# all natural Coconut scents?



## SillyKitty (Jul 9, 2013)

I'm new to soapmaking, but from what I've read any coconut scent you can find is going to be a FO and completely fake.

On the one hand I want to make all natural soap without any FO, but on the other hand I REALLY love coconut smell!

Do anyone think it would be possible to get a good coconut smell by infusing coconut meat in oil?


----------



## dagmar88 (Jul 9, 2013)

:wink: You can't have your cake and eat it too.
If you want to keep your products "as natural as possible" (not so much with lye, chemically extracted oils and EO's that often contain added aroma-chemicals) your fragrance options will be limited.
No fruits other than citrus.

Finding a true fresh coconut FO that sticks and does not morph is like trying to catch a unicorn anyway :razz:


----------



## savonierre (Jul 9, 2013)

What dagmar said.
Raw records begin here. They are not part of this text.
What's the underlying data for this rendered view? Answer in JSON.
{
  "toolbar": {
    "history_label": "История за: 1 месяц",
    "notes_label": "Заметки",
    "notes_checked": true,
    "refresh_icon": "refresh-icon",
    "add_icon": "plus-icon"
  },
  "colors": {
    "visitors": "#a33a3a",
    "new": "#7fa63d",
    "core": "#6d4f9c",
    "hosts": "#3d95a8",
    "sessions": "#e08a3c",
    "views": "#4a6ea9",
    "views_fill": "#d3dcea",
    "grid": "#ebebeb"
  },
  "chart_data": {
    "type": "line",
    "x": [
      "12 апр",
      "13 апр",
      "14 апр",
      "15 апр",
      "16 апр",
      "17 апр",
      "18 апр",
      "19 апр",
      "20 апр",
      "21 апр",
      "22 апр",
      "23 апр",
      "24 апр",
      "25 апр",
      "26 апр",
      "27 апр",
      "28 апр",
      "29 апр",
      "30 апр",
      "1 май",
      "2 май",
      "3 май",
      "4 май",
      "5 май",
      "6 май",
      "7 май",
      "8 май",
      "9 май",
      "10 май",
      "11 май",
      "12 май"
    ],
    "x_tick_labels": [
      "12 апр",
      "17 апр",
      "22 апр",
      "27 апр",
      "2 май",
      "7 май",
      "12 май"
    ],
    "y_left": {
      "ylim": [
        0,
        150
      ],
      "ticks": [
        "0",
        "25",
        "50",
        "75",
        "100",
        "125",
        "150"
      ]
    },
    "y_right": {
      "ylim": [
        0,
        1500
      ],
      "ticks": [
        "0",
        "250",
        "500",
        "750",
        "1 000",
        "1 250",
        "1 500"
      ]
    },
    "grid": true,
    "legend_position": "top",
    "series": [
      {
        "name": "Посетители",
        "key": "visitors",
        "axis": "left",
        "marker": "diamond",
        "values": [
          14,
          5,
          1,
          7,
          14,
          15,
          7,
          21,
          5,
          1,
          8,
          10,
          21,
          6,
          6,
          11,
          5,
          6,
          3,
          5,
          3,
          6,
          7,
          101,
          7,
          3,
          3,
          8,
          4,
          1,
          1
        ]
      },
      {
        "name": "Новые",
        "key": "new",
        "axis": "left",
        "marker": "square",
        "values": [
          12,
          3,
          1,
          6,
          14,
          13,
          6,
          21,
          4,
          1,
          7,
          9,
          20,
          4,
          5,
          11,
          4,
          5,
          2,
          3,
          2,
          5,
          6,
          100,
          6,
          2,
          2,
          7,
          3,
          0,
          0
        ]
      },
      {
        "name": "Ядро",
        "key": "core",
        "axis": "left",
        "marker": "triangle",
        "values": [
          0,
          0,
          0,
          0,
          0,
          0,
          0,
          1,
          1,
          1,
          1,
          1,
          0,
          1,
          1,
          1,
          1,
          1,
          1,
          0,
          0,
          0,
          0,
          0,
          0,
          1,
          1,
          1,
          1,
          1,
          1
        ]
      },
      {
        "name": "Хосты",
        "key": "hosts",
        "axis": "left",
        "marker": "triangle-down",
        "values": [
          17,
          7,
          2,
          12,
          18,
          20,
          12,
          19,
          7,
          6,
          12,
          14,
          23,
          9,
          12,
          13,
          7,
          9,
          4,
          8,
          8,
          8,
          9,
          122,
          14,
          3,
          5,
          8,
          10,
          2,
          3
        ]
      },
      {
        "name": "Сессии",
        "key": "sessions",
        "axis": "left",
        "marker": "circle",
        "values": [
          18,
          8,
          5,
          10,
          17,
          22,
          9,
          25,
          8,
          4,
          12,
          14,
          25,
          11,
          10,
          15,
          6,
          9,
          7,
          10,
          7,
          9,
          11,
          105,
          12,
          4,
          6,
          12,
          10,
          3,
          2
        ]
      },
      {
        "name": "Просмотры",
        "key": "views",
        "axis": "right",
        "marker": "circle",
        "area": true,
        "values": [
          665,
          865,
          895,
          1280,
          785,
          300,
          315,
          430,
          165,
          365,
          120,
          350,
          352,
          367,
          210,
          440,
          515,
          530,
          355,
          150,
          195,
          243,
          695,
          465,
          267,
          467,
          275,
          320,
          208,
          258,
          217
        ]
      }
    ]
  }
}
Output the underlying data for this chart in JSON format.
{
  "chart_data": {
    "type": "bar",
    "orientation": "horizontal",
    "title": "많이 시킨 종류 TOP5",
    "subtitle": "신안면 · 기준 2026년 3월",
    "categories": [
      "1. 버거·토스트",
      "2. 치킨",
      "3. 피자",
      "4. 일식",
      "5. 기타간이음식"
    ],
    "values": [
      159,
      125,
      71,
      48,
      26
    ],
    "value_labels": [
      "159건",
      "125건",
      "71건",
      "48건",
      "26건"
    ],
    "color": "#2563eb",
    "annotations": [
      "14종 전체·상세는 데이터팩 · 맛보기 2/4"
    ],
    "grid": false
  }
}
It is next door to impossible to find a true Coconut fragrance, ime.


----------



## green soap (Jul 9, 2013)

Not easy for soap, but you can make a wonderfully coconut scented lotion bar using unrefined coconut oil as one of the oils.  Make sure the cocoa butter is deodorized if you use CB, otherwise it will overwhelm the coconut scent.


----------